En pocos meses, la “tierra dorada de California” se ve invadida por oleadas de buscadores de oro provenientes de los lugares más lejanos y dispares. No hay un modo fácil de llegar hasta allí. Al principio viajan en barco desde la costa Este y tardan entre cinco y ocho meses en rodear el continente por la ruta de Cabo de Hornos. Otros van por el Istmo de Panamá con mulas y canoas para seguir luego en barco por el Pacífico. Nada más llegar, las tripulaciones de los barcos desertan para ir a los campos de oro, de modo que los muelles del puerto se transforman en junglas de mástiles de los cientos de barcos abandonados.
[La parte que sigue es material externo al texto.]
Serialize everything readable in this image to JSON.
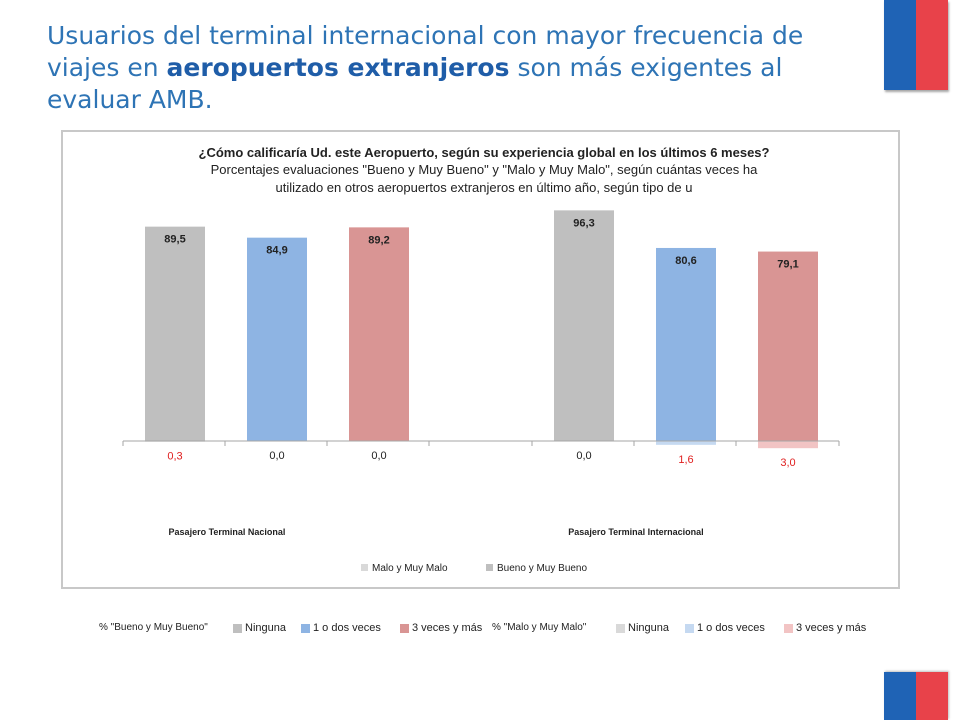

Otros viajeros cruzan a través de México, o atraviesan Estados Unidos en largos y penosos viajes en caravana.
Los efectos de esta migración repentina son espectaculares. La población crece vertiginosamente. San Francisco, que era una pequeña población, pasa en cuestión de meses a ser una gran ciudad. Se construyen nuevos poblados, caminos, escuelas, e incluso una línea de ferrocarril. Surge un sistema legal y de gobierno que en 1850 lleva a California a ser el 31º Estado de la Unión.
La mayor parte del oro de fácil acceso se acaba enseguida, por lo que la atención se dirige a lugares más difíciles y crece el rechazo a los extranjeros. Pronto surgen conflictos y problemas, pero la seducción del oro no disminuye. Los buscadores se lanzan en sucesivas y febriles avalanchas por toda Norteamérica. Las más espectaculares llegan a Pike’s Peak (Colorado) en 1859, a Deadwood (Dakota del Sur) en 1876 y a Klondike (en el territorio canadiense de Yukón) en 1897. Donde surge la fiebre del oro, brotan de la noche a la mañana pueblos prósperos y broncos. Al decaer la fiebre, quedan abandonados y convertidos en poblados fantasma en cuestión de semanas.
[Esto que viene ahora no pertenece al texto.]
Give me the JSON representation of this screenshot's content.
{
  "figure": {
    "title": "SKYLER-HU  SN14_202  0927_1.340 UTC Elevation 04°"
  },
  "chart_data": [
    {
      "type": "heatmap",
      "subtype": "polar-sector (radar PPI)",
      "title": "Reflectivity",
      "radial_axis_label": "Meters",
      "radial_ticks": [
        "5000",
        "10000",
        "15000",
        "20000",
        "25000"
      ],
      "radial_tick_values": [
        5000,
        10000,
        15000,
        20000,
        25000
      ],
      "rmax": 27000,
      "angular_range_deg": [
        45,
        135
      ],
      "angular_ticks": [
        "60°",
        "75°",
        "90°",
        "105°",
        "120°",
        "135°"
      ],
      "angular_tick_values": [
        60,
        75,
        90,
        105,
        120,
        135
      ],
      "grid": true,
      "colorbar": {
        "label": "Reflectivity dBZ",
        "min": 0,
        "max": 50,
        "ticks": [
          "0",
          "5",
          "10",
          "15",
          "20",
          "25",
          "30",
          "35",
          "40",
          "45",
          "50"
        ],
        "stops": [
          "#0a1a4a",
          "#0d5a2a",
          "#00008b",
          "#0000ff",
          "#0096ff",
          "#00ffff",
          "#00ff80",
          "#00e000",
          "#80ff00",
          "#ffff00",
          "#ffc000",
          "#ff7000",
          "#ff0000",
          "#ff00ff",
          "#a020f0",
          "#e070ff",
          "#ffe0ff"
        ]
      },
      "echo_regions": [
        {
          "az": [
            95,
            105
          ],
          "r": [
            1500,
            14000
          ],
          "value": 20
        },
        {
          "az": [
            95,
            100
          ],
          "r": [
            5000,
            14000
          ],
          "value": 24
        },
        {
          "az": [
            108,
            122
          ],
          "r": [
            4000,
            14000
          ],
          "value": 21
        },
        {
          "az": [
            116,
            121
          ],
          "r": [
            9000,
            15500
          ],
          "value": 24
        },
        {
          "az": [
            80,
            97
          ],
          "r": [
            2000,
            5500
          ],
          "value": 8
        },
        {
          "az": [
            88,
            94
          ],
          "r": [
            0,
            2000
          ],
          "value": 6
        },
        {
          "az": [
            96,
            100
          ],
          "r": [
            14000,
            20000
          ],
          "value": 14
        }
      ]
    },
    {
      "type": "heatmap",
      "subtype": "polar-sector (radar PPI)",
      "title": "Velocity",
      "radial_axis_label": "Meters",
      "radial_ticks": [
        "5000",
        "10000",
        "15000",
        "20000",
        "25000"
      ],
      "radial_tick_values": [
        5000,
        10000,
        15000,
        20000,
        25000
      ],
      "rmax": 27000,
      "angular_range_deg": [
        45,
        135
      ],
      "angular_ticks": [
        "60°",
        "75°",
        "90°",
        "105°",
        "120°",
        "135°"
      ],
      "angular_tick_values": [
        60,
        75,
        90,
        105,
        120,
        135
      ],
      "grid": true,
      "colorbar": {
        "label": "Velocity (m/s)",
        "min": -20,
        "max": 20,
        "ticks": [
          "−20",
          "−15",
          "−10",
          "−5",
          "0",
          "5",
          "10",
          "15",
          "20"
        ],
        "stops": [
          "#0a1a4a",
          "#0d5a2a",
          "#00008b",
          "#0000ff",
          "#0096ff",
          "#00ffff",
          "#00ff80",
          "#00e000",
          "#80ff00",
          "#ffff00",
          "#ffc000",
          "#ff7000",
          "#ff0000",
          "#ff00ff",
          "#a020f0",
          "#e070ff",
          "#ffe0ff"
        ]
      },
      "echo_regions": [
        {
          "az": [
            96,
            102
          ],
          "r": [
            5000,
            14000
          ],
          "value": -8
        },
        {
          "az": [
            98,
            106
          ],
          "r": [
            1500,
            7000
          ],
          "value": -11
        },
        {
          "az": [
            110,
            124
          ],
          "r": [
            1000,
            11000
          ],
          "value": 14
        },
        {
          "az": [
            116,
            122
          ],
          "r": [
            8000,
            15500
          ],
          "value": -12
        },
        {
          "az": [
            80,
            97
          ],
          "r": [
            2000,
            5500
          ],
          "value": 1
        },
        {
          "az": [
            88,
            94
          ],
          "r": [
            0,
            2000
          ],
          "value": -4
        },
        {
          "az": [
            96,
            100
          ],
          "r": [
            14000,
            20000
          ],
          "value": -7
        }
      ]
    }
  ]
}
La realidad es que solo una exigua minoría de esos intrépidos cazafortunas encontró el dorado anhelo de sus sueños. La mayoría de ellos se arruinaron y apenas tuvieron para comer. Con todo, no debe hacerse una valoración demasiado negativa de todo aquello, pues también despertó enormes energías y fue germen del famoso “sueño americano” que hizo posibles tantos progresos.
Hay sucesos de nuestra vida diaria que guardan cierto parecido con este fenómeno de la fiebre del oro. Nos sentimos con frecuencia arrastrados por un sentimiento general que nos envuelve y nos presenta un horizonte concreto como algo muy atractivo y prometedor. Son reclamos que mueven grandes masas y que suelen tener aspectos positivos junto con otros que tienen bastante de psicosis colectiva o de manipulación mediática. Aprender a distinguir una cosa de la otra es importante, puesto que los hombres hemos de estar insertados en nuestro mundo pero tenemos también que aprender a verlo con cierta perspectiva y a ser suficientemente críticos con él.
Podemos y debemos pulsar los sentimientos colectivos, e incluso compartirlos y vibrar con ellos. Pero, al tiempo, debemos aprender a sustraernos de las fiebres que los contagian, los oscurecen o los confunden. Cada época tiene sus claridades y sus ofuscaciones, y tenemos que elevar nuestra visión para examinar con ojos críticos todos sus señuelos: la fascinación de los avances tecnológicos y de comunicación, la sugestión de los progresos económicos, el hechizo de las figuras o los pensamientos de moda, o los encumbramientos y los linchamientos mediáticos, que muchas veces son auténticas obcecaciones. Cuando observamos todo eso unos años después, enseguida distinguimos las terquedades y obstinaciones propias del momento, que el tiempo se ha encargado de poner en su lugar. Quienes entonces tuvieron el suficiente sentido crítico para situar las cosas dentro de una perspectiva más amplia, son los que lograron atravesar su tiempo sin dejarse deslumbrar por él.